Lo studio, come riporta Il Corriere della Sera, si concentra sui segnali che possono manifestarsi fino a 10 anni prima della diagnosi di malattia. Prima dei sintomi più diffusi: tremori, rigidità.
Oltre ai sintomi più noti ne esistono altri che hanno a che fare con le alterazioni della voce, che tende a diventare più flebile. Altre persone, come detto già parecchio tempo prima della diagnosi, iniziano inoltre ad accusare difficoltà di linguaggio, soprattutto nella pronuncia delle parole. E’ attorno a questi fattori che si sta concentrando lo studio del gruppo di ricercatori lituani.

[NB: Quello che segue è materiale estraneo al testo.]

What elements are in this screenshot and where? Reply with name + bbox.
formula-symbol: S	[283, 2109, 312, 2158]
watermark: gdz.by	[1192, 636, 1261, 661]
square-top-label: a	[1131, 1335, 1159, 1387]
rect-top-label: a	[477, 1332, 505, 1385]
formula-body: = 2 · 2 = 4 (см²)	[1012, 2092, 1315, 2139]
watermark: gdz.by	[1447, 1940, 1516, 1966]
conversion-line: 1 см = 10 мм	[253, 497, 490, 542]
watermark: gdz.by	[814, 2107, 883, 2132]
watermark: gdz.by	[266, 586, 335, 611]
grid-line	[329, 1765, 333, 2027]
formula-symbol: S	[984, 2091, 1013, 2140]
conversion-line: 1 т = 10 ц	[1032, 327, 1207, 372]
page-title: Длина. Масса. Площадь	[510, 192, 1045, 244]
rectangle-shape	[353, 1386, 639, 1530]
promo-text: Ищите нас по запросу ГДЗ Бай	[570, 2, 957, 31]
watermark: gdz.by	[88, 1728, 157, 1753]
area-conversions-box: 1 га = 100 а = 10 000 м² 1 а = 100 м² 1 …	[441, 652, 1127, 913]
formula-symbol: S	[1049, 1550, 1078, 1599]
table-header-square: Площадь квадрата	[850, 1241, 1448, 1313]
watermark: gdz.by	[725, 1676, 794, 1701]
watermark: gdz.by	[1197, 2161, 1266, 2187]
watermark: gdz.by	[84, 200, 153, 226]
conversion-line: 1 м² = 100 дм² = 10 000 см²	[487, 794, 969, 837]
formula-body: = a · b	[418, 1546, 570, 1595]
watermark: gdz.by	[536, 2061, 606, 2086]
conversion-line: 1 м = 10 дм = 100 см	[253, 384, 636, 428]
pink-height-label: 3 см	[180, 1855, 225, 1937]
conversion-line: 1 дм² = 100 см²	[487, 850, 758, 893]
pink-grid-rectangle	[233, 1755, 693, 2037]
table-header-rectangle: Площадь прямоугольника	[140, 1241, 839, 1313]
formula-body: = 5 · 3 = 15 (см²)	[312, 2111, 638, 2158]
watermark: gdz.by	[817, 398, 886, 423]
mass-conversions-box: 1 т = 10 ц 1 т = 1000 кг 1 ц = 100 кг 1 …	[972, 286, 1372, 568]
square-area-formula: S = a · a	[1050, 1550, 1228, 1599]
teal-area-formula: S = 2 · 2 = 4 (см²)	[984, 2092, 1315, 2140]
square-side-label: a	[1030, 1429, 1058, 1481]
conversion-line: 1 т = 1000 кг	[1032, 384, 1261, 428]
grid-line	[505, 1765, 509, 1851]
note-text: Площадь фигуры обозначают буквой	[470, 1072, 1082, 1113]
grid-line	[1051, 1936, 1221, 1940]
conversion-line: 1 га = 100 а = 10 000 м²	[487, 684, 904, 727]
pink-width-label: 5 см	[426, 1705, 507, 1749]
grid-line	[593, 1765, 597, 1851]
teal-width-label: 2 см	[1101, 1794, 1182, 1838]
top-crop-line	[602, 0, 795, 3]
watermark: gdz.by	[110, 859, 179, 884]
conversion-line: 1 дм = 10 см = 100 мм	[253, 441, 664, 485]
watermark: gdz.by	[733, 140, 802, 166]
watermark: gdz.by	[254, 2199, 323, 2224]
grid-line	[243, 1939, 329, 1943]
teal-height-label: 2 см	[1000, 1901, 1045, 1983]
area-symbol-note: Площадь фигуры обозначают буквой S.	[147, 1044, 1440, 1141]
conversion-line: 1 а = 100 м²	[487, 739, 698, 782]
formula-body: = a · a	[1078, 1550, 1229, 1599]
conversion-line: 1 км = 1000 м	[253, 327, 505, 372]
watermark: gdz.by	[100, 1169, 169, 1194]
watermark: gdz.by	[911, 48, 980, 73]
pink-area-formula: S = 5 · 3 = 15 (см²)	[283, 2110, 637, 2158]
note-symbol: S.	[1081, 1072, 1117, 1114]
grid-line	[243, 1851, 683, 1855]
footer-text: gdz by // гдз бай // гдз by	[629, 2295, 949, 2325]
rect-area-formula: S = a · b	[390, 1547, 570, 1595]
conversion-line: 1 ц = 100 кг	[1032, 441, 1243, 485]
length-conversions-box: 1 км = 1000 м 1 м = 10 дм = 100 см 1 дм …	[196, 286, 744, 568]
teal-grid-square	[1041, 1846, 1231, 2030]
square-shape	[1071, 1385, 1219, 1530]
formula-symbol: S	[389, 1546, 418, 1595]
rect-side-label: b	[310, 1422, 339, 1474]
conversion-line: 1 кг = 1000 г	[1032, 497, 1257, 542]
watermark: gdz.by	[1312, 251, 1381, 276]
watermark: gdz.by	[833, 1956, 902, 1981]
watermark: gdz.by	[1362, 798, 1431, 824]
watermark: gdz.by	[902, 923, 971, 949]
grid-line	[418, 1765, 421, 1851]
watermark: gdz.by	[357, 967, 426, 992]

Uno studio, spiega Il Corriere, che ruota attorno all’impiego dell’intelligenza artificiale, con cui il gruppo di esperti sta sperimentando un metodo di analisi dei dati vocali ottenuti da registrazioni di discorsi pronunciati dai pazienti, attraverso il quale intercettare i sintomi riconducibili alla patologia. Il metodo inoltre, dovrà risultare utile – oltre che per la diagnosi – per il monitoraggio degli effetti prodotti dalle terapie.